Work with the Other Side
A few weeks ago, Nobel-Prize-winner Daniel Kahneman passed away. We at Mobus Creative Negotiating have used a lot of his research findings. His prize was in economics, a subject in which he never took a college course. He was a psychologist whose great contribution was to show that people are not “rational actors” as long assumed by economists but instead emotional creatures whose decisions are often guided by those emotions. We at Mobus Creative Negotiating offer many suggestions about how to navigate those emotional waters – what rocky shoals to avoid, what waters are more likely to be calm, and how to safely complete the journey.
Kahneman brought his insights about emotion to his own research. Consider a controversy about a highly influential paper he co-wrote in 2010 with another winner of the Nobel Prize in economics, Angus Deaton. From a survey, they found that above an income of $90,000, there was no increase in happiness as income rose. In 2021, the Wharton School’s Matthew Killingsworth found the exact opposite, that is, happiness rose with income no matter how high the income. Kahneman’s response was not to blast away; he called such an approach “angry science.” He preferred what he called “adversarial collaboration.” So he asked Killingsworth to collaborate along with a friendly arbiter, the noted psychologist Barbara Mellers. What they found was that both were partly correct, with the results depending greatly on how one treated the poorest group. In other words, by collaborating, they improved their work. That is how Kahneman worked his entire professional career. He argued, “A common feature of all my experiences has been that the adversaries ended up on friendlier terms than when they started.”

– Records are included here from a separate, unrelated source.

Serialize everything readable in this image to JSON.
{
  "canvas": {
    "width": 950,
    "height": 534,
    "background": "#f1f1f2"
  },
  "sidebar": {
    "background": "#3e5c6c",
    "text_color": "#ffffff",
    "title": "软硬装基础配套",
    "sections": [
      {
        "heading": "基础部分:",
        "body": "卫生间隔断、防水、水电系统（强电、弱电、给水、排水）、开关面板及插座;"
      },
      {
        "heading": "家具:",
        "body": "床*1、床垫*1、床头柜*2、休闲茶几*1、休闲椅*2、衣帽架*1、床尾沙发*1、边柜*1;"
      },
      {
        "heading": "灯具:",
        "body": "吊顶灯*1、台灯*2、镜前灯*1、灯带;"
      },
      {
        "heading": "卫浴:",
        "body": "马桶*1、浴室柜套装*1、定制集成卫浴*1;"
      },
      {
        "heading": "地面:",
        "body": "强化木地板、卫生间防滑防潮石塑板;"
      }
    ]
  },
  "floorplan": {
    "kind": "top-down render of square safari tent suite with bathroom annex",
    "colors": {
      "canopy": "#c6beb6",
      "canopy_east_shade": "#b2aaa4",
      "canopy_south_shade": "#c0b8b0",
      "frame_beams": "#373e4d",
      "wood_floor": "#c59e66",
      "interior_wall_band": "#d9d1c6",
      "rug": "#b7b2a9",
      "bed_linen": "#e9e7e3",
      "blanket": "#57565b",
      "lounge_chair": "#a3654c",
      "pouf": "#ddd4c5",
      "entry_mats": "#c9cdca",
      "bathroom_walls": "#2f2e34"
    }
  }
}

In his New York Times article describing Kahneman’s work, Harvard professor Cass Sunstein writes “with organizations of all kinds… sustained efforts should be made to lower the volume by isolating points of disagreement and specifying tests to establish what’s right.” (The Nobel Winner Who Liked to Collaborate With His Adversaries) That is great advice for negotiators. We at Mobus Creative Negotiating offer advice, guidelines, and suggestions about how to translate that into practice. We are guided by the advice of the American great Alexander Hamilton, quoted by Sunstein: “The differences of opinion, and the jarrings of parties…often promote deliberation and circumspection.”